Not sure if it would work for you. You can run a strap/cable from the top at one end under the bottom and up to the top at the other end.
I'm thinking that would only work if the notches were near the middle of the span.


Seen a guy do it once with a garage addition. That way no posts were needed. He ran a cable on each side from the top, to a steel rod under the middle and then back to the top on the other end. Put turn buckles on both ends.


----------



## SAH (May 6, 2010)

Cjeff, the strap or cable would stretch to the point that the joist would just collapse. Really the only solution is to sister the joist with another one the same depth. We've gotten away with ripping 3/4 ply glued and screwed in some load conditions but being that there is a tub and most likely tiles, the weight is considerably more, so I would sister the entire length.

I still say building a bulkhead is most likely the best solution as you really do not want to run down an exterior wall.


----------



## Panzer5 (Oct 21, 2008)

Thanks to suggestions from the forum (KillerToiletSpider, kevjob, et.al.), I'm going to propose a tray ceiling to the client. That would allow me to repair the damaged joists by sistering them (glued & screwed), then drop the plumbing below the level of the floor joists & hide behind the lowered portion of the ceiling. 
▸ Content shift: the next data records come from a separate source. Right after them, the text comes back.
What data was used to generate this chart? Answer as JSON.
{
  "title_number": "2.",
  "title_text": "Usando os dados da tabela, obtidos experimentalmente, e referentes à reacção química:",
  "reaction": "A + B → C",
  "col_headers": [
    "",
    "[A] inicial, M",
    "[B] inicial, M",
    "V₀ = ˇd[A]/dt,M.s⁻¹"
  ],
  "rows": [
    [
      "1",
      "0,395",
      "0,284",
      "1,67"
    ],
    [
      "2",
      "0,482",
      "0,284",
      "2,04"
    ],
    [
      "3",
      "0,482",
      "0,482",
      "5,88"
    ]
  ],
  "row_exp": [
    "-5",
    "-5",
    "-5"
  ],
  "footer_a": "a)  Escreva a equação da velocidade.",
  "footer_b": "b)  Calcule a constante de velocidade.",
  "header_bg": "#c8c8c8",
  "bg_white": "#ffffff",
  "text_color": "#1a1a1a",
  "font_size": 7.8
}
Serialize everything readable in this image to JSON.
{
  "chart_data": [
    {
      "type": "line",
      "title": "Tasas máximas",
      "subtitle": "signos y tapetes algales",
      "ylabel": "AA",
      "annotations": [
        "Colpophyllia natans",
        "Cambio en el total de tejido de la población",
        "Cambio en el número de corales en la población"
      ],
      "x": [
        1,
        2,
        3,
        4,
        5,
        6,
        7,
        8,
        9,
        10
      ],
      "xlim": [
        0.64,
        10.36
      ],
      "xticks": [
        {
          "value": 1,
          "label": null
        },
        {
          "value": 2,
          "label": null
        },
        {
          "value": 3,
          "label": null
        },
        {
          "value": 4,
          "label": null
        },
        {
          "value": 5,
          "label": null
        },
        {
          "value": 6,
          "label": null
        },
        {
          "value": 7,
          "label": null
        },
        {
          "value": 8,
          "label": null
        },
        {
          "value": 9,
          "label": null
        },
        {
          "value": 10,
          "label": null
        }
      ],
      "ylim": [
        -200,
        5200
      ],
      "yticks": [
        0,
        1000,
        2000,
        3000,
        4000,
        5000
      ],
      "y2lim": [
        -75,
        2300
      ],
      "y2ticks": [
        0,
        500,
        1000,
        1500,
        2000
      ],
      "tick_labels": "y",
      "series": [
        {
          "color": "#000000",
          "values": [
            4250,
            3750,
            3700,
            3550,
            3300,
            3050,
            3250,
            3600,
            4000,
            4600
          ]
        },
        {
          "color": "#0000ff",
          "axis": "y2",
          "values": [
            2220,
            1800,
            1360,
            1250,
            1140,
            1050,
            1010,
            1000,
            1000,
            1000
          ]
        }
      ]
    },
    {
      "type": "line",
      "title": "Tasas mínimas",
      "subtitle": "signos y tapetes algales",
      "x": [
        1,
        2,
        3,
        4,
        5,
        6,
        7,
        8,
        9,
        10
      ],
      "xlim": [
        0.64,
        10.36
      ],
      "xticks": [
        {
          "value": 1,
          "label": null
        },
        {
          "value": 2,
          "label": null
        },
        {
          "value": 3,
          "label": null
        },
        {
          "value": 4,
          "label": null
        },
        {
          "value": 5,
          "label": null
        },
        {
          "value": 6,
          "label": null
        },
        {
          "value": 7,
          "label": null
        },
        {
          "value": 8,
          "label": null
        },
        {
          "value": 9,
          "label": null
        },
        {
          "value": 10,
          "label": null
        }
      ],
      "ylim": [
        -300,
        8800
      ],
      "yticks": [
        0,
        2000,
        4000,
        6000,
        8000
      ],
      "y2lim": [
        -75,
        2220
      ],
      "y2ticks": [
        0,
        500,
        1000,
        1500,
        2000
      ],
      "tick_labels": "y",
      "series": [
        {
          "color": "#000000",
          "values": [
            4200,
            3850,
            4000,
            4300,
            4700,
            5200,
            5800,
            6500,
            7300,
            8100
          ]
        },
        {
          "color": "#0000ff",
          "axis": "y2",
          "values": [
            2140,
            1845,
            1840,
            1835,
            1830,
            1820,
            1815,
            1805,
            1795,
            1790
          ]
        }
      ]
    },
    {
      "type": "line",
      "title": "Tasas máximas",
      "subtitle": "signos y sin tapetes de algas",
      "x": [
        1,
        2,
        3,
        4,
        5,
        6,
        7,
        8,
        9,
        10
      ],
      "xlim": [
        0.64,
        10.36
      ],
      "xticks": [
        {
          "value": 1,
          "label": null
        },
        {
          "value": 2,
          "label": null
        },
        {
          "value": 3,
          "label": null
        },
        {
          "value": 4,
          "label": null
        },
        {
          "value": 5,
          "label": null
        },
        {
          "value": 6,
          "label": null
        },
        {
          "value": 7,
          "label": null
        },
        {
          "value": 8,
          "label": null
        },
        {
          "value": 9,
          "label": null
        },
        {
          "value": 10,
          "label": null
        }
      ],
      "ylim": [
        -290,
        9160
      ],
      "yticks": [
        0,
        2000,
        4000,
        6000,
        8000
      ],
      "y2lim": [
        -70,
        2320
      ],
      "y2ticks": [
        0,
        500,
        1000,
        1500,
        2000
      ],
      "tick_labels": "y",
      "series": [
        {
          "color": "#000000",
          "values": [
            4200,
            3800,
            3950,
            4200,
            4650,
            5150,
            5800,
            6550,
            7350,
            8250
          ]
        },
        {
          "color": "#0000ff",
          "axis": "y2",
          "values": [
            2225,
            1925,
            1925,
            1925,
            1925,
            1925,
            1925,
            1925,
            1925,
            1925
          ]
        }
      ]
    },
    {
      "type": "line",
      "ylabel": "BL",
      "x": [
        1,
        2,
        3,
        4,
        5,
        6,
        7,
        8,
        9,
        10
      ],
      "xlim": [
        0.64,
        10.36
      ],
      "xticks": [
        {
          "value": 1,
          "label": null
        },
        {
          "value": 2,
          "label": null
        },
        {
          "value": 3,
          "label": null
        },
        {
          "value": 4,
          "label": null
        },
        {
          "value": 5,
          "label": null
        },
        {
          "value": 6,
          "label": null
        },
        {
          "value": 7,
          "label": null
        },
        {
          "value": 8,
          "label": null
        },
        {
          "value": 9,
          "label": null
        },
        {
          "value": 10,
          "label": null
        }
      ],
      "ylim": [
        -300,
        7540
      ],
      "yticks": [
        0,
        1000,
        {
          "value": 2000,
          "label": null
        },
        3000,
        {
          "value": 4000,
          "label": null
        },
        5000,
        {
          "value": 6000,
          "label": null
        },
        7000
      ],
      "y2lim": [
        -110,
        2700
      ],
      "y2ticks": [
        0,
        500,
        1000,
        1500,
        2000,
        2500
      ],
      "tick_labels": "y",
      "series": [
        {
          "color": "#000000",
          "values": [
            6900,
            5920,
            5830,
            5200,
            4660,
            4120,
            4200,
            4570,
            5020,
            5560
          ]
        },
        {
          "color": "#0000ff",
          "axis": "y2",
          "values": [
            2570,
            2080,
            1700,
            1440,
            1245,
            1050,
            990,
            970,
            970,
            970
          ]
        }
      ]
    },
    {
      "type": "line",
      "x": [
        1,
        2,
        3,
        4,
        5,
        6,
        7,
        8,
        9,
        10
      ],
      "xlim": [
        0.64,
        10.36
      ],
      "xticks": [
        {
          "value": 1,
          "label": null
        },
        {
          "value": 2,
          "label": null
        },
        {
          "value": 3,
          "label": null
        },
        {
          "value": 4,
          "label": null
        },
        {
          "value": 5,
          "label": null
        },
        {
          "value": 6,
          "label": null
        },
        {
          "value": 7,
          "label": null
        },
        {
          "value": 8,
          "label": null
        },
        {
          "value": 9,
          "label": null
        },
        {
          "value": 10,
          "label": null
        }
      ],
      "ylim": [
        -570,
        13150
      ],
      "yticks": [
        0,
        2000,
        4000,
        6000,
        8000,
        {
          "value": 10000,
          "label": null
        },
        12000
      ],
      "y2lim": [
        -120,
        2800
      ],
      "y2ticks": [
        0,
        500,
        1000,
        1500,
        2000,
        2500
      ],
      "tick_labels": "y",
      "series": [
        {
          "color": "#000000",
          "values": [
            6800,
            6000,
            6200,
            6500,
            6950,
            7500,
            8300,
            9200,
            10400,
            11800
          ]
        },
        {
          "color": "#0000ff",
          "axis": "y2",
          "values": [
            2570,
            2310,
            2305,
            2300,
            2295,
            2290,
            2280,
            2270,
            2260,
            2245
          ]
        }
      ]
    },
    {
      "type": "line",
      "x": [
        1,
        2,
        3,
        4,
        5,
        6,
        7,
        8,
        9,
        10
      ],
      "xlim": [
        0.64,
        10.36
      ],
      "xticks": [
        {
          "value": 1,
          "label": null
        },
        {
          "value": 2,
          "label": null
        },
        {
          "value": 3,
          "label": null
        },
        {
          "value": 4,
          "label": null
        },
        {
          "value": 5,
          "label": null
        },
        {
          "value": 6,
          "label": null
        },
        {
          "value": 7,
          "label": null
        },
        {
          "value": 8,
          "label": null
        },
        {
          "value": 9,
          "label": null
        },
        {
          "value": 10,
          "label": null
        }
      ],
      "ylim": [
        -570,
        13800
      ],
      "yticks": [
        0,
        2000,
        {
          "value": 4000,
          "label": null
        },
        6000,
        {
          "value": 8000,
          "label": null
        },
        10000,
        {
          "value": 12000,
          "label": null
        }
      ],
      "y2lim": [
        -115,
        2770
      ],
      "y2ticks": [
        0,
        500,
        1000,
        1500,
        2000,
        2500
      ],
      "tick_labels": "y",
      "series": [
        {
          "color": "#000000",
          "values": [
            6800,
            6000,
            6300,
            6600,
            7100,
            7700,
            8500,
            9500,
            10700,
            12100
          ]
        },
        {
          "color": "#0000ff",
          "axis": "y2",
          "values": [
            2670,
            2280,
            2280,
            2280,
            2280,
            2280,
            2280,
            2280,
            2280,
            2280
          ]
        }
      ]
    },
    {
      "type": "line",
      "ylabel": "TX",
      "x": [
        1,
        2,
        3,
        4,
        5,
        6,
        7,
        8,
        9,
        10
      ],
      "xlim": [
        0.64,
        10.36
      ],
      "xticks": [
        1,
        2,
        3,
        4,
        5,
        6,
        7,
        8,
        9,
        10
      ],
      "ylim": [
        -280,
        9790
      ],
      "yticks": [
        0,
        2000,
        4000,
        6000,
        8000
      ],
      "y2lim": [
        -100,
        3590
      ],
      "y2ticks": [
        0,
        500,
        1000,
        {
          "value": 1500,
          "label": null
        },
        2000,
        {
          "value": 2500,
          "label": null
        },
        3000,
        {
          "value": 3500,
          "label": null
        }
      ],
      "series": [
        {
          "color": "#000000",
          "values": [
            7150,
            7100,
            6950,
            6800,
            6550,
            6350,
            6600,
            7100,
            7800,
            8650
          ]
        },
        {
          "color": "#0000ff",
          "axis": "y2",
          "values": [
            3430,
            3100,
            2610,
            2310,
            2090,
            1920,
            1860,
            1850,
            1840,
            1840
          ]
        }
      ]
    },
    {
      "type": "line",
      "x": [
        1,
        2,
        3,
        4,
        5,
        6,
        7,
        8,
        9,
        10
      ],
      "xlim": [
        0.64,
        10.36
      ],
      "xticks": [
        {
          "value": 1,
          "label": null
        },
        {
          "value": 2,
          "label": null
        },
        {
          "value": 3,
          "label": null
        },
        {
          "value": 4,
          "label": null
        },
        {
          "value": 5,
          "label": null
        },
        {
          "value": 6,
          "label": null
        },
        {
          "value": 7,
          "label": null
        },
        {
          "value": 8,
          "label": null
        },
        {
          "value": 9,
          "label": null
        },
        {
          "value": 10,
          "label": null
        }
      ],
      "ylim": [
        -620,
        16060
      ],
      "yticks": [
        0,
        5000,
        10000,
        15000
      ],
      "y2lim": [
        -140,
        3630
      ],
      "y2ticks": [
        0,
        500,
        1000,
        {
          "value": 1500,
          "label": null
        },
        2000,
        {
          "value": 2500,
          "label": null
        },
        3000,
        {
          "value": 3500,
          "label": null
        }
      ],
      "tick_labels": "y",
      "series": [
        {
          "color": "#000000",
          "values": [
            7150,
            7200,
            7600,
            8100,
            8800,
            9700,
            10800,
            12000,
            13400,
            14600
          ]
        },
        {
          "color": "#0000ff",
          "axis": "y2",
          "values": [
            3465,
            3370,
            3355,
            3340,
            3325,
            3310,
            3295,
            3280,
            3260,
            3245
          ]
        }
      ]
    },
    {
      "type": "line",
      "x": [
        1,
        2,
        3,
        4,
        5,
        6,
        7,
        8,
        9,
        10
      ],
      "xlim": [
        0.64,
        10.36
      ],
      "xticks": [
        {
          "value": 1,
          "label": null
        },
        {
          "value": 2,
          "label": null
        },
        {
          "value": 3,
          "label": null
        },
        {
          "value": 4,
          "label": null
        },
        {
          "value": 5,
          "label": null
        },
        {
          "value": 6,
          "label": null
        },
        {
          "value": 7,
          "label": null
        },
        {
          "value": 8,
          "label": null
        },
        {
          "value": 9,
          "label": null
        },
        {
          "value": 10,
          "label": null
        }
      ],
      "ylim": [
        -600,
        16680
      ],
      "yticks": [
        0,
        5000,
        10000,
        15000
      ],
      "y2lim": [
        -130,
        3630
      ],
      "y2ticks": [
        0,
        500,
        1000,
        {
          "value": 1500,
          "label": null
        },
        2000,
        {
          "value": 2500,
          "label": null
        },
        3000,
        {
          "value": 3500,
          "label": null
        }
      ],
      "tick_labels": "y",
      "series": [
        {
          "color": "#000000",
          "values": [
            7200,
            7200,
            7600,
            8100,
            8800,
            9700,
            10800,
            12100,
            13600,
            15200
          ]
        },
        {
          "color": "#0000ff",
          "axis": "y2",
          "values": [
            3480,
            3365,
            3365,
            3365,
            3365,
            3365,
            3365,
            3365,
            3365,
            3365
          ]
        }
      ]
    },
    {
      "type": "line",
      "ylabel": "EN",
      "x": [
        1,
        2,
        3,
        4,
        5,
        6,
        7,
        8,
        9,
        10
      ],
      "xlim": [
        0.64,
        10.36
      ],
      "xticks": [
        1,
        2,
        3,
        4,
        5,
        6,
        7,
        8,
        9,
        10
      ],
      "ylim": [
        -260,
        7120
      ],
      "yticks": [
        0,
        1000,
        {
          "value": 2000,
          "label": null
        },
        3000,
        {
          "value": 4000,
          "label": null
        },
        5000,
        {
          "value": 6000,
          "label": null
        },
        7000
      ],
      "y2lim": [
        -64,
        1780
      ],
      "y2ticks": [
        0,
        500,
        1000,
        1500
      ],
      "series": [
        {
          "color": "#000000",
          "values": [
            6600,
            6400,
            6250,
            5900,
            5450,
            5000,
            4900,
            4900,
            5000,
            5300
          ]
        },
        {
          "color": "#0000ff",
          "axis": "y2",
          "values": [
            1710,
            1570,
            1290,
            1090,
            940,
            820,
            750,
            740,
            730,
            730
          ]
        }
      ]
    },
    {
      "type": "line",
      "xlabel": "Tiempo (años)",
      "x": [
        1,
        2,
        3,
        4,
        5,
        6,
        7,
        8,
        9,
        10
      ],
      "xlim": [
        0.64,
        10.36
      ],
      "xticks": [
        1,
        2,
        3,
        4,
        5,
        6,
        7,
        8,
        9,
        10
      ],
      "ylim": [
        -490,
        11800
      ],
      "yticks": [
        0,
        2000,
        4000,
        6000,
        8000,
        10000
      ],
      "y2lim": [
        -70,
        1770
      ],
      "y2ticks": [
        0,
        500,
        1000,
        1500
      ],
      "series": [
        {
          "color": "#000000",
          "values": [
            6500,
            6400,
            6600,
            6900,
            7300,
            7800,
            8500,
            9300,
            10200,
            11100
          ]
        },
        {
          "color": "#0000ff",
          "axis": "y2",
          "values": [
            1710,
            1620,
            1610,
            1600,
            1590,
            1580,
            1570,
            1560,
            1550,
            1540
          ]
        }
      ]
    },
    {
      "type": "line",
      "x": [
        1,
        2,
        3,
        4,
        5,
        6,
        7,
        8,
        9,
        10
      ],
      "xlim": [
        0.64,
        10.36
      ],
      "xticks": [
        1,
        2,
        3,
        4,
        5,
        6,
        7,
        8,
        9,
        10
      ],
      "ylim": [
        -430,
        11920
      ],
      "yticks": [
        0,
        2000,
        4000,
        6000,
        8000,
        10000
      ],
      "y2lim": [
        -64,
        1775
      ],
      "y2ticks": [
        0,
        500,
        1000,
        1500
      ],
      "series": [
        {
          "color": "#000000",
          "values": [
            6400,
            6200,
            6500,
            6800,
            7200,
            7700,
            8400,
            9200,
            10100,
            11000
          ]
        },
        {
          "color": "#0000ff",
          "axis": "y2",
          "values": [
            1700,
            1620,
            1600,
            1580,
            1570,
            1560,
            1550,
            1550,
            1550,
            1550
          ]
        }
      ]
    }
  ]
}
By doing a tray ceiling I think we add visual appeal that allows me to meet code and looks like a deliberate design feature; and one that doesn't detract from the benefit of having a high-ceilinged dining room.

My initial idea of dropping the drain down an outside wall & insulating the heck out of the cavity won't work anyway. The drain centers between joists which terminate at the wall above a large window. 

Gonna see if I can turn this pile of manure into a rose garden. Just hope the client is willing to pay for the additional improvements. (I'm not charging her anything for my time to repair the mess.)


----------



## SAH (May 6, 2010)

Tray ceiling is an excellent idea, hides it but gives the room more appeal.


----------



## Cjeff (Dec 14, 2009)

Lemonade from lemons


----------



## MarcD (Sep 18, 2009)

Wow that is ugly looking, Why not go right down the wall ?? 

Is that plywood over the concrete floor also ?

I would redo the plumbing down wall to the right of the trap, tear out the rest of that portion of dining room ceiling and sister the whole span of joists. also add some more studs in the dining room wall to help with the sisters.

That plumber just created a future problem for her.


----------